Gas bills will rise and billions of dollars of investment could be driven out of New South Wales because of the state government's tough new coal seam gas regulations according to some energy companies.

NSW Premier Barry O'Farrell is also fending off criticism a ban on CSG drilling near homes is a bid to woo Liberal voters in marginal western Sydney seats ahead of the federal election later this year.

The measures include an independent review of all CSG activities, their impact on water catchments and a 2km buffer zone around homes and industry clusters such as horse-breeders and wineries.

AGL Energy CEO Michael Fraser said the new regulations are "disastrous".

"If I look at investments that have been made and the potential future investments that have been potentially taken off the table then you could be talking a couple of billion dollars worth of investment," Mr Fraser told reporters in Sydney on Tuesday.

It's believed the expansion of AGL's Camden gas project in south western Sydney - suspended because of community anger - cannot proceed under the changes.

"There is no doubt at the end of the day the higher price of gas will flow through to NSW homes and businesses," Mr Fraser said.

"There are literally thousands of manufacturing jobs that are put at risk if we can't supply gas to them in the future or prices of that gas is too high."

Dart Energy said the decision would have major implications for investment confidence and a flow-on effect on the price of goods and services.

The company also said the NSW government had not given enough time for the raft of regulations it introduced last September, and hailed as the "toughest in Australia", to be fully implemented.

But Mr O'Farrell said he had listened to community concerns and "fine-tuned" the government's land-use policy.

"I am not surprised at push-back from business ... (but) business, like our children, needs boundaries," he said.

"Business has been told very clearly today, hands off residential zones across the state."

Mr O'Farrell sidestepped questions about whether the buffer zone was an acknowledgment the CSG industry was unsafe, saying it was designed to protect people's homes as assets.

He wasn't able to provide figures on how much of the state would be out of bounds but said it would impact 25 per cent of CSG areas in the Upper Hunter.

"There are still plenty of areas of NSW where the industry can still develop," he added.

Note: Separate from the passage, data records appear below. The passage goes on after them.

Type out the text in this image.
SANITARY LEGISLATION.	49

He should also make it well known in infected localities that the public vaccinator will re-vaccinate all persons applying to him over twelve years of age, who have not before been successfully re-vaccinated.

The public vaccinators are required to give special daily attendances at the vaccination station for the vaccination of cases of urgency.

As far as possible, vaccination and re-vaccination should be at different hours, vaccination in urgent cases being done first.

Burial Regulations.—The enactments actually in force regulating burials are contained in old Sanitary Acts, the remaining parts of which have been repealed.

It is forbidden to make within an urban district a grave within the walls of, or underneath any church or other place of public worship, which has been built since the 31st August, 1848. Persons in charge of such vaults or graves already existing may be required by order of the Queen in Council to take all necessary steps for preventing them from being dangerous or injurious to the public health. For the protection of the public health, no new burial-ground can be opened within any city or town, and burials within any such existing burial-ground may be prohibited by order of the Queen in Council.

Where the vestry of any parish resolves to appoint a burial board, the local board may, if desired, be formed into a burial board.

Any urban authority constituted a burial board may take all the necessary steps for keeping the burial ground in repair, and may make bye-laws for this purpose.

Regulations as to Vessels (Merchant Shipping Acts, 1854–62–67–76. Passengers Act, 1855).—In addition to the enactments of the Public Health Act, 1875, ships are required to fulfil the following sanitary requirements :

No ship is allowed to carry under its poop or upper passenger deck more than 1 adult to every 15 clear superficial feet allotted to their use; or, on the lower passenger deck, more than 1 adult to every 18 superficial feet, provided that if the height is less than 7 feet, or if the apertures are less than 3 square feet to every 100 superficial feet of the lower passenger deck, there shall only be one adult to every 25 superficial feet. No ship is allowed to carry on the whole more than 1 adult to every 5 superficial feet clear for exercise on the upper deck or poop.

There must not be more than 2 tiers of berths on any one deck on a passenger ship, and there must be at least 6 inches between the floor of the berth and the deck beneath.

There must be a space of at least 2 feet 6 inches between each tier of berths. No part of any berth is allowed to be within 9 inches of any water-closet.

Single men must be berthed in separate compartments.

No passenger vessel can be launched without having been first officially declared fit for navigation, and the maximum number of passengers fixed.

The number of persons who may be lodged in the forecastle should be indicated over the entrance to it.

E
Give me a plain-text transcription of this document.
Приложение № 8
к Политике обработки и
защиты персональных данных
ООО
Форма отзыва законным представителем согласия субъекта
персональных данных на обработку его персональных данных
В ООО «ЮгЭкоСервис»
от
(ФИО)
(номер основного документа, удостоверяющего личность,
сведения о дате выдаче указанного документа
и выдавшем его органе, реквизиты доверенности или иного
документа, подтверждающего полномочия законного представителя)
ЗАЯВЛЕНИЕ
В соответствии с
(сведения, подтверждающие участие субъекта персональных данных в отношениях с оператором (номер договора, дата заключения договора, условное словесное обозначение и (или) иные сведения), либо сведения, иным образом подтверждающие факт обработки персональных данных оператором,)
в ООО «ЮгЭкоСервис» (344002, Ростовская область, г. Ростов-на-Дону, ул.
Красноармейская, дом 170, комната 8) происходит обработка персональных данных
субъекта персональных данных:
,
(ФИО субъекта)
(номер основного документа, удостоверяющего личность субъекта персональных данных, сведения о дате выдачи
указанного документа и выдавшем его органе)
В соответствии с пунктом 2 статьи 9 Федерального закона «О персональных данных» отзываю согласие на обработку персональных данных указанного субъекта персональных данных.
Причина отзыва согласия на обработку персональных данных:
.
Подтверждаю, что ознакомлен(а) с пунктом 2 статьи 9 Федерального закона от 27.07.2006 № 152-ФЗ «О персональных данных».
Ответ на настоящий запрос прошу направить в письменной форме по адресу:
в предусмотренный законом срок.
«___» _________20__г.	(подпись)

Resources Minister Chris Hartcher said there would continue to be a gas industry in NSW.

"This decision today in no way impacts upon gas supply for the years ahead," he told reporters.

NSW Opposition Leader John Robertson said the government needed to "push the pause button" on CSG exploration until there was conclusive scientific evidence.

He also called for clarity on what would happen to farmland under the measures.

"What we still don't see is answers on what we're going to do to protect prime agricultural land, what we'll do to protect the bushland, what the government is going to do to protect the drinking water of five million Sydneysiders."

Federal Independent MP Tony Windsor called on the Federal Government to intervene to ensure the protection of water resources for future generations.

He said the announcement was driven by politics rather than sound policy and designed to appease horse-breeders and winemakers in the Hunter Valley and residents of western Sydney.

"It does nothing for farmers," he added.